Classic chocolate candy recipes for Christmas from more than a century ago
It would not seem to be Christmas to the little people without candy any more than it would without dolls, and even older ones would have the same feeling in something sweet were missing. There are many pretty ways of serving bon bons with the Christmas dinner.
Pretty dishes filled with them can be placed upon the table. Dainty bags of various colored silks with sprays of flowers painted upon them and filled with bon bons, either with dinner card attached or name painted upon them, are pleasing souvenirs.
Boil together a cupful of sugar, 1 cup of grated chocolate, 1/2 cup of milk, 1/4 cup of molasses. Stir often and let boil until it hardens in cold water. Beat in a teaspoon of vanilla and stir well for a minute. Pour in greased pan to cool, and cut in squares while cooling.

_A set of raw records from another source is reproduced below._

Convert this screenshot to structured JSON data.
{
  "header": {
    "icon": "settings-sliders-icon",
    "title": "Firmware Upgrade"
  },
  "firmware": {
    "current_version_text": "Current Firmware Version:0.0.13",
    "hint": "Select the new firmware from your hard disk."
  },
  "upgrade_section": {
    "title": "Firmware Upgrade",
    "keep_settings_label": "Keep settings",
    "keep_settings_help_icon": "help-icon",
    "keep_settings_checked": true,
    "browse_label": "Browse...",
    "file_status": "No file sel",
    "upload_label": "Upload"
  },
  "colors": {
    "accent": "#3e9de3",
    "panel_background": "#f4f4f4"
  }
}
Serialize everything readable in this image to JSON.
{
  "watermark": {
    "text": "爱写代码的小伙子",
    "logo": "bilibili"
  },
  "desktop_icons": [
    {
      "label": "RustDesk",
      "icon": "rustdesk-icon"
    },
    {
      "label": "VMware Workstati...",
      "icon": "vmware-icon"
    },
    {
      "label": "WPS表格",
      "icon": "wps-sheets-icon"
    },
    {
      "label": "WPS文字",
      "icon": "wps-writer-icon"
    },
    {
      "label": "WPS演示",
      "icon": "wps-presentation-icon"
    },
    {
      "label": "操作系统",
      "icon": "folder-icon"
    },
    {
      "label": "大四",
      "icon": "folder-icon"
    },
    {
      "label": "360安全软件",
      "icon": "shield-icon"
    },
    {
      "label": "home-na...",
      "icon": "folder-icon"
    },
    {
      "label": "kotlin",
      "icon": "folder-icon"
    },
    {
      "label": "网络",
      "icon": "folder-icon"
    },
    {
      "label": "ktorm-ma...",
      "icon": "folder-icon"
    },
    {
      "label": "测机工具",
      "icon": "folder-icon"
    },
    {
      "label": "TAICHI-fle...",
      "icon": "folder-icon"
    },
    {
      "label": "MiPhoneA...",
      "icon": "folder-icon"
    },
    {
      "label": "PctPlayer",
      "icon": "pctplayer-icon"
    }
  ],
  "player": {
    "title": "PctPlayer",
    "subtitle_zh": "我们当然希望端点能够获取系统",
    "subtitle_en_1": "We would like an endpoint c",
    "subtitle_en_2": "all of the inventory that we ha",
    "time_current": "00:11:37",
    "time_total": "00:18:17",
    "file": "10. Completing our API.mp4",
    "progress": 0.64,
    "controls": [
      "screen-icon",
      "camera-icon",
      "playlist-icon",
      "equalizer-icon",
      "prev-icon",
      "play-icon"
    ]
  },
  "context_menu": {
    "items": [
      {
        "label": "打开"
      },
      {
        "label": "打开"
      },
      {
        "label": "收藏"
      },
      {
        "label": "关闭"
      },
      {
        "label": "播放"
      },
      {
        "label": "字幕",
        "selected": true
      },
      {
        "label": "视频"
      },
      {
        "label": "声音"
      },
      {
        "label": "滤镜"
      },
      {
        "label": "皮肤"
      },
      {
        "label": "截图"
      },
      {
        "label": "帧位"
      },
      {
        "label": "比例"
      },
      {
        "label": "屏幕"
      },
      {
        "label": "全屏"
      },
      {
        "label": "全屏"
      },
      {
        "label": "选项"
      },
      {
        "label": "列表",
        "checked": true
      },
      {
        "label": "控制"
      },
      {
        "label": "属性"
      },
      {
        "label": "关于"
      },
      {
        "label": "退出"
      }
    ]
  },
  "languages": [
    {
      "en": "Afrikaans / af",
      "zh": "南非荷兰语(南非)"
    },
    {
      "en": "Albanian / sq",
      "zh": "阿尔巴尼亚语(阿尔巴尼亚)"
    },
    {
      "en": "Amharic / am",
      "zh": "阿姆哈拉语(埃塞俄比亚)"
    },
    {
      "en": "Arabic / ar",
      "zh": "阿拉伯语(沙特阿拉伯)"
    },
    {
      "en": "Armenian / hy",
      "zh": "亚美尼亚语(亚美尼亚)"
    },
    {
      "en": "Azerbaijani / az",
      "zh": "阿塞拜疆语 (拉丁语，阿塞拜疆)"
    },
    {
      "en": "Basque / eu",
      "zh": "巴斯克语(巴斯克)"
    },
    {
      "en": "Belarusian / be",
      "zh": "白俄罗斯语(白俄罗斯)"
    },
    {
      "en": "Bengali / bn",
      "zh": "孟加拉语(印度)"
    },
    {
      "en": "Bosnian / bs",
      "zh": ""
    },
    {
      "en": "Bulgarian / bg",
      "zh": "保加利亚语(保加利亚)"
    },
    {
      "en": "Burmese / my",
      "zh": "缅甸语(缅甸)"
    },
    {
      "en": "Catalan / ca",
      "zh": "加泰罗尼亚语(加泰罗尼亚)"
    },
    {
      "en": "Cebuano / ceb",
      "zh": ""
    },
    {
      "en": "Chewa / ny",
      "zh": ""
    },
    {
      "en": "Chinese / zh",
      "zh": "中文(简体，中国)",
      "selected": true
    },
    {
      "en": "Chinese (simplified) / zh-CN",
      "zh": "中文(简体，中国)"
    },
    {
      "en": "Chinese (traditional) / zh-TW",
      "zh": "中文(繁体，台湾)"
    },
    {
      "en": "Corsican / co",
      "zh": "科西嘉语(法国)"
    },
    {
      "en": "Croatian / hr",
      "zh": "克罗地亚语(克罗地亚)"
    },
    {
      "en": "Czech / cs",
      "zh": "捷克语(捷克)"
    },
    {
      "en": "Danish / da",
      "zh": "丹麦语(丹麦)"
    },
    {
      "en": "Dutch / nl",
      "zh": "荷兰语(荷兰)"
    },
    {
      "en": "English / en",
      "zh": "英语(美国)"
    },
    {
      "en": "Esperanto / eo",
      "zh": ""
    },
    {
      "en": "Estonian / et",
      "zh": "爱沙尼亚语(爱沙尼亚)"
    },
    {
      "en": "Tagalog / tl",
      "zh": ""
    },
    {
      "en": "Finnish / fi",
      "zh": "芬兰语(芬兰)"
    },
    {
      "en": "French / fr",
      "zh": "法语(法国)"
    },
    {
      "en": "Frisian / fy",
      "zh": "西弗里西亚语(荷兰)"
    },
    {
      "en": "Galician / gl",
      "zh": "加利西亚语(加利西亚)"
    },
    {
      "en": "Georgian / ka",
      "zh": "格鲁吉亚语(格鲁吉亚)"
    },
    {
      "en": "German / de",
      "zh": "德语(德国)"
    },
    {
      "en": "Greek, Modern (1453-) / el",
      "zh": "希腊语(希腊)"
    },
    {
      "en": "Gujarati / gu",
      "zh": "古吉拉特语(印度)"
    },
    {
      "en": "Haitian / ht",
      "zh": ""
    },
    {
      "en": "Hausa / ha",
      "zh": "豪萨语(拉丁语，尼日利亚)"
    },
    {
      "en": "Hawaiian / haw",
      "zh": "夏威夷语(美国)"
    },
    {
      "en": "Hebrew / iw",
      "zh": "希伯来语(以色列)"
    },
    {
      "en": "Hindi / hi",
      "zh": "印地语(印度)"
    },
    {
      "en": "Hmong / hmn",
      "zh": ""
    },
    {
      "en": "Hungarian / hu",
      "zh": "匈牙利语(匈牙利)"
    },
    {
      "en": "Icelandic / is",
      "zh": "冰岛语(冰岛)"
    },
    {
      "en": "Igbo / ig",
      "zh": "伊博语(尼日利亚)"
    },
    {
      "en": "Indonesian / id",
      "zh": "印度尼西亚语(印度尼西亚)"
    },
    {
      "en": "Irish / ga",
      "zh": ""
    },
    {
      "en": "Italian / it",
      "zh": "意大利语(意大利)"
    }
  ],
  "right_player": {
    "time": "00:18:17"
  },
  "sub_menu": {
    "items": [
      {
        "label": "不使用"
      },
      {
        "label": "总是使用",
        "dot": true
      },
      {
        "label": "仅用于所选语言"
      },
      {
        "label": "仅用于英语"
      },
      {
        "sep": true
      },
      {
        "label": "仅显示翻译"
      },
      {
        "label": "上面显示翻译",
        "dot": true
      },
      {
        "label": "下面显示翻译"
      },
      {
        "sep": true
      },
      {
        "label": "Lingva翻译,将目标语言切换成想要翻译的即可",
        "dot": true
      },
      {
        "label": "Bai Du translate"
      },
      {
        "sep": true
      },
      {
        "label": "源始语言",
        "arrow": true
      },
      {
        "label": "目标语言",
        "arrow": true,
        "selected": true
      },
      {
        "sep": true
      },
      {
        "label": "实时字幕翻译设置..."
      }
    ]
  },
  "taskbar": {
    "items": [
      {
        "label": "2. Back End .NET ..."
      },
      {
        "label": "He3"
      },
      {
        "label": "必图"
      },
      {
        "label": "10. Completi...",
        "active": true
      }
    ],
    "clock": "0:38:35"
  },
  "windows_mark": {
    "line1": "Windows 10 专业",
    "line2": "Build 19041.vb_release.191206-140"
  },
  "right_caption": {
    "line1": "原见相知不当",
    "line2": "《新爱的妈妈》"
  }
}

Beat the white of an egg light with a teaspoon of sugar, add a teaspoon of vanilla and enough confectioners’ sugar to make a mixture stiff enough to be formed. Beat very smooth, form into little balls, and spread in pan to cool. Cover with chocolate coating — this is simply melted sweetened chocolate. Each ball is dipped in this chocolate until covered, using any sharp instrument to hold creams while dipping.
Place in a graniteware saucepan two cupfuls of granulated sugar, one cupful of shaved maple sugar, and one cupful of cream. Boil to the soft ball stage (240 degrees) and add two squares of unsweetened chocolate, finely shaved.
Caramelize a cupful of sugar and add just enough boiling, strained coffee to make the caramel a thick liquid. Combine the two mixtures, let boil up once, remove from the fire and stir in three cupfuls of broken pecan meats. When cold enough to hold its shape, drop by the spoonful onto a marble slab and press a nut meat in the center of each.
Chocolate Turkish paste
Let three tablespoonfuls of granulated gelatin stand in half a cupful of cold water until it has absorbed the water. Cook two cupfuls of sugar and two-thirds of a cupful of water until the sugar is dissolved and the syrup boiling, then add the gelatine and cook for twenty minutes. Add one teaspoonful of ground cinnamon, two squares of unsweetened chocolate, melted over hot water, and beat all together, cooking for a couple of minutes longer.
Remove from the fire, add one teaspoonful of vanilla extract and a cupful of chopped candied fruits. Let stand until well-thickened and turn into a shallow ungreased pan. Let stand until the next day, cut in squares, and roll in confectioner’s sugar. (This is sometimes called plum pudding candy.)